Out of curiosity, I knew I had to grab a few boxes and hit the range.

The Sterling Mini Slugs and Shotguns

One of the biggest selling points of mini slugs is increased capacity. My Mossberg 590A1 can hold seven 2.75 inch rounds in the tube, but with the mini slugs I can fit nine rounds into the tube. In the variety of shotguns I tried the general rule is, you can fit an extra couple of rounds in the tube when shooting minis.

I ran a handful of the Sterling shells through various guns to see just how well they cycled without any special adapters. In most guns, they did pretty well. The skeletonized lifter of the 590 caused an occasional issue. My Defender Tactical mini shell adapter-equipped Mossberg 590 cycled the rounds without a hiccup.

The 870 did fine with one Sterling Mini Slug twisting in the eight rounds I loaded. The Winchester Model 12 did perfectly, as did the Ithaca 37. They seem to cycle fairly reliably, but the extra room could always allow for a bit of twisting and movement. For serious use, a Mossy with the Defender Tactical adapter would be the way to go.

They could run in semi-autos if we had a shell adapter.

How do the Sterling mini slugs function with a semi-auto? Oh, they don’t do well. They could, but they don’t. They’re powerful enough to cycle the action and can even occasionally feed a second round. However, this only works if you have one in the chamber and one in the magazine tube.

Any more than that, and two rounds are fed onto the shell lifter and jam the gun. If you have one in the chamber and one in the tube, it might work, but not always because it may twist inside the action.

Jams like this were common with semi-autos.

These would seemingly work if something like the Defender Tactical adapter existed for semi-auto shotguns.

To The Range With the Sterling Mini Slugs

The Sterling Mini Slugs offer reduced recoil, but they have more recoil than most mini slugs. It took me by surprise, though it’s not exactly rough. However, after a tube of eight of these things, they leave you feeling a little sore. It’s not like a tube of eight rounds of standard buckshot, but it’s close to that.

The accuracy of the Sterling Mini slugs was surprisingly good. I fired these things from a Winchester Model 10 with a 30-inch barrel, and the accuracy was dead-on at 25 and 50 yards. In fact, I fired four rounds at a headshot target at 25 yards with a bead sight and produced what I think is an impressive group. Well, three out of four are impressive, but I’m solely responsible for that low flyer.

At 50 yards I took my time making a 10-inch steel gong swing. It’s funny how fast and hard you can make that gong swing with hits by slugs. I fired the gun in a rested position to achieve that accuracy with a bead sight. A good red dot, or some decent iron sights and I could be a regular sharp shooter with these slugs.

The Best Slugs Yet

So far, the Sterling Mini Slugs might be the best performing of the mini slug options. An ounce of lead moving at around 1,300 feet per second is impressive. While the slugs feed mostly reliably, they’re best suited for guns with adapters for reliable feeding. In a gun with one of these adapters you could do some serious slug work.
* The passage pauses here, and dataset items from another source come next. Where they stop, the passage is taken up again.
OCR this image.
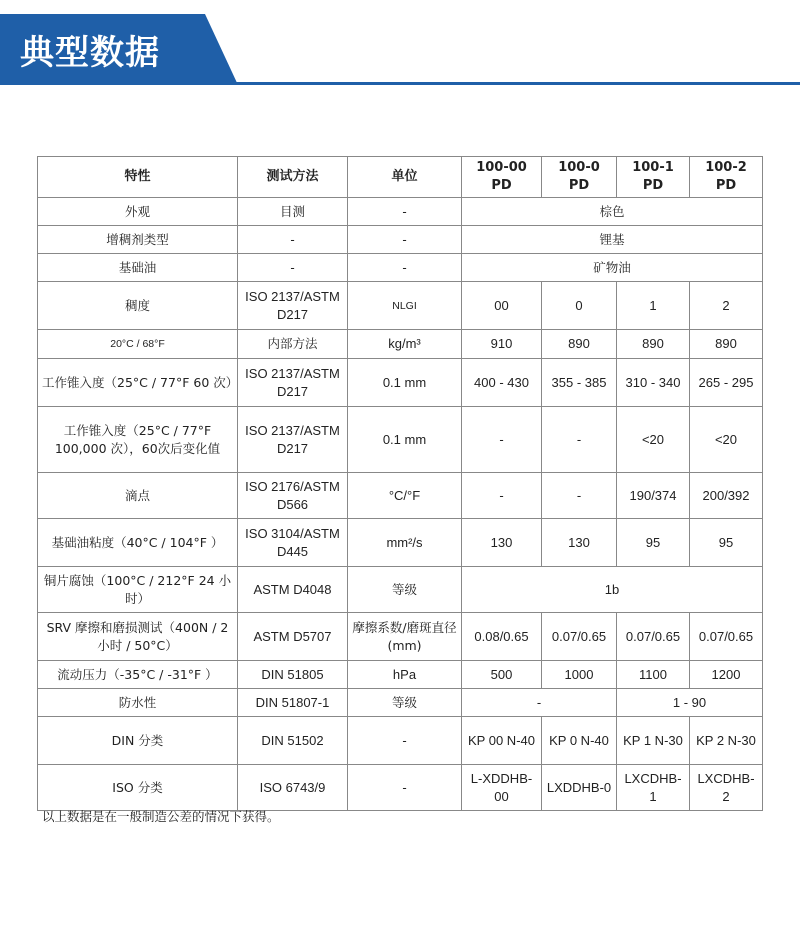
典型数据
特性	测试方法	单位	100-00 PD	100-0 PD	100-1 PD	100-2 PD
外观	目测	-	棕色			
增稠剂类型	-	-	锂基			
基础油	-	-	矿物油			
稠度	ISO 2137/ASTM D217	NLGI	00	0	1	2
20°C / 68°F	内部方法	kg/m³	910	890	890	890
工作锥入度（25°C / 77°F 60 次）	ISO 2137/ASTM D217	0.1 mm	400 - 430	355 - 385	310 - 340	265 - 295
工作锥入度（25°C / 77°F 100,000 次），60次后变化值	ISO 2137/ASTM D217	0.1 mm	-	-	<20	<20
滴点	ISO 2176/ASTM D566	°C/°F	-	-	190/374	200/392
基础油粘度（40°C / 104°F ）	ISO 3104/ASTM D445	mm²/s	130	130	95	95
铜片腐蚀（100°C / 212°F 24 小时）	ASTM D4048	等级	1b			
SRV 摩擦和磨损测试（400N / 2 小时 / 50°C）	ASTM D5707	摩擦系数/磨斑直径 (mm)	0.08/0.65	0.07/0.65	0.07/0.65	0.07/0.65
流动压力（-35°C / -31°F ）	DIN 51805	hPa	500	1000	1100	1200
防水性	DIN 51807-1	等级	-		1 - 90	
DIN 分类	DIN 51502	-	KP 00 N-40	KP 0 N-40	KP 1 N-30	KP 2 N-30
ISO 分类	ISO 6743/9	-	L-XDDHB-00	LXDDHB-0	LXCDHB-1	LXCDHB-2
以上数据是在一般制造公差的情况下获得。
One of the downsides to shotguns is their bulky ammo. These slugs offer a smaller shell that’s lighter and easier to carry. For some kind of survival scenario, the Sterling Mini Slugs could be a viable option. They offer longer-range hitting power and in a single-shot survival shotgun, they’d function perfectly.

I’d like to see what Sterling could do with mini buckshot loads, and maybe that’s the next option. Give me a 2-inch mini shell with six pellets of No. 1 buckshot at around 1,150 feet per second and we’re cooking with gas. For now, these slugs are doing pretty darn good.